II. Gegen dieses Erkenntnis ist eine Revision an den Verwaltungsgerichtshof nach Art. 133 Abs. 4 Bundes-Verfassungsgesetz (B-VG) nicht zulässig.

Entscheidungsgründe

Verfahrensgang

1. Die Beschwerdeführerin gab mit dem Formular Beih 100 vom den Wegfall der Familienbeihilfe ab für ihre Tochter A bekannt.

2. Mit Bescheid über die Rückforderung zu Unrecht bezogener Beiträge vom wurden die Familienbeihilfe und der Kinderabsetzbetrag für den Zeitraum August 2018 bis Jänner 2019 für die Tochter A in Höhe von insgesamt € 1.426,20 rückgefordert. Begründend führte das Finanzamt aus, dass Personen, die im Bundesgebiet einen Wohnsitz oder ihren gewöhnlichen Aufenthalt hätten, gemäß § 2 Abs. 1 lit. b FLAG 1967 Anspruch auf Familienbeihilfe für volljährige Kinder, die das 24. Lebensjahr noch nicht vollendet hätten und die für einen Beruf ausgebildet würden, hätten. Bei Kindern, die eine in § 3 des Studienförderungsgesetzes 1992 genannte Einrichtung besuchen, sei eine Berufsausbildung nur dann anzunehmen, wenn sie die vorgesehene Studienzeit pro Studienabschnitt um nicht mehr als ein Semester oder die vorgesehene Ausbildungszeit um nicht mehr als ein Ausbildungsjahr überschreiten. Die Aufnahme als ordentlicher Hörer gelte als Anspruchsvoraussetzung für das erste Studienjahr. Familienbeihilfenanspruch bestehe nur dann, wenn die Ausbildung ernsthaft und zielstrebig betrieben werde. Dies werde dann anzunehmen sein, wenn die Vorbereitung auf die Ablegung der Prüfungen die volle Zeit des Kindes in Anspruch nehme und das Kind zu den Prüfungsterminen innerhalb eines angemessenen Zeitraumes antrete. Trotz Aufforderung sei kein Nachweis über das Studium erbracht worden. Die Familienbeihilfe und der Kinderabsetzbetrag stünden daher ab August 2018 nicht zu.

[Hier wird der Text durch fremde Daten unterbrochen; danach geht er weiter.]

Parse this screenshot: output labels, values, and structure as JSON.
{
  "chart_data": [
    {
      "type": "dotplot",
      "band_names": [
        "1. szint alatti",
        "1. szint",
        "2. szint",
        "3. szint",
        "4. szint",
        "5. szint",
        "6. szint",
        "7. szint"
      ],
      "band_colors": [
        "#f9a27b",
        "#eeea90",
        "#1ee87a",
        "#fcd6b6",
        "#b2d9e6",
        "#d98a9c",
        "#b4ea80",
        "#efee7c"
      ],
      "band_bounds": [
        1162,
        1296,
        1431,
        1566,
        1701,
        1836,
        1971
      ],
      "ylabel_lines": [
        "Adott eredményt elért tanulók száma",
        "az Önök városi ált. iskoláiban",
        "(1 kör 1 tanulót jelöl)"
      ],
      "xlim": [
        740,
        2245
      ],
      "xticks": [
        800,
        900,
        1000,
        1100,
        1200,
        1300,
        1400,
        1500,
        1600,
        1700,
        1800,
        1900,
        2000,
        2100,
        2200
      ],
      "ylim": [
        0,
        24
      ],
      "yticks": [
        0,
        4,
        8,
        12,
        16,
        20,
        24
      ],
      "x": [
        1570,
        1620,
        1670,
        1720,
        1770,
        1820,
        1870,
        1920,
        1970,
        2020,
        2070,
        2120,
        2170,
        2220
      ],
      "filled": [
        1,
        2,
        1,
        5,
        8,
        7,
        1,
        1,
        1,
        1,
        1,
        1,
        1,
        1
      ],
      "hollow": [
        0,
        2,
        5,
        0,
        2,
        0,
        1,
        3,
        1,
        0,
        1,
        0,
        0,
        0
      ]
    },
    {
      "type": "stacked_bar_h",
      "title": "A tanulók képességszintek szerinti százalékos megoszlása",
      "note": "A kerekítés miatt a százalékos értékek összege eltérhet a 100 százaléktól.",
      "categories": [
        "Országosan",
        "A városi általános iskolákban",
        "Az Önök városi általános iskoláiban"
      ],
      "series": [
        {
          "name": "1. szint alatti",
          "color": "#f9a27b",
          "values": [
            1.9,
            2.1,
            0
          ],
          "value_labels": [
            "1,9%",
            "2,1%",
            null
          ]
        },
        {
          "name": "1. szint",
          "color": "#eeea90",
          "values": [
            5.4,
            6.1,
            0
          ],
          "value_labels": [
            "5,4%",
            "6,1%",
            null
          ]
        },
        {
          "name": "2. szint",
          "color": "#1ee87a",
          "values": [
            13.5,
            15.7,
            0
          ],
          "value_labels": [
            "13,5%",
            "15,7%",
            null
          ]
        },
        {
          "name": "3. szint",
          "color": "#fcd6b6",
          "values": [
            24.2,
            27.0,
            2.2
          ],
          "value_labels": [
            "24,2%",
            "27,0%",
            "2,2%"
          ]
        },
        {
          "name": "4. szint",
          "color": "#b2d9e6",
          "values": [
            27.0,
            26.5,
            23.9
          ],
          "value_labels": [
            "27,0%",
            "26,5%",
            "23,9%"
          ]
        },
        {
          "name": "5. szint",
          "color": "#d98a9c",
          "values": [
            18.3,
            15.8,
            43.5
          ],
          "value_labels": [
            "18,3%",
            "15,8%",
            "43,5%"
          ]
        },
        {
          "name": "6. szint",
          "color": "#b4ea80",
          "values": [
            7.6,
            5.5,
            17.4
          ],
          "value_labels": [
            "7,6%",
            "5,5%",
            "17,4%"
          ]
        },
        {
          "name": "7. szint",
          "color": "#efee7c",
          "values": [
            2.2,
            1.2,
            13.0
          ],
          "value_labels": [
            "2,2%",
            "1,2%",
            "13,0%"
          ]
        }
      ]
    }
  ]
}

3. Die Beschwerdeführerin brachte am ein Schreiben vom , tituliert als Beschwerde, beim Finanzamt ein und führte in der Begründung aus: "Studium der Tochter A (SV-Nr) ab Oktober bis einschließlich November 2018. Mit Dezember 2018 Arbeitsbeginn. Studium nebenberuflich derzeit noch aufrecht! Ich beantrage daher die Berücksichtigung von beigelegten Unterlagen. Studienbuchblatt, Mitschriften Studium usw."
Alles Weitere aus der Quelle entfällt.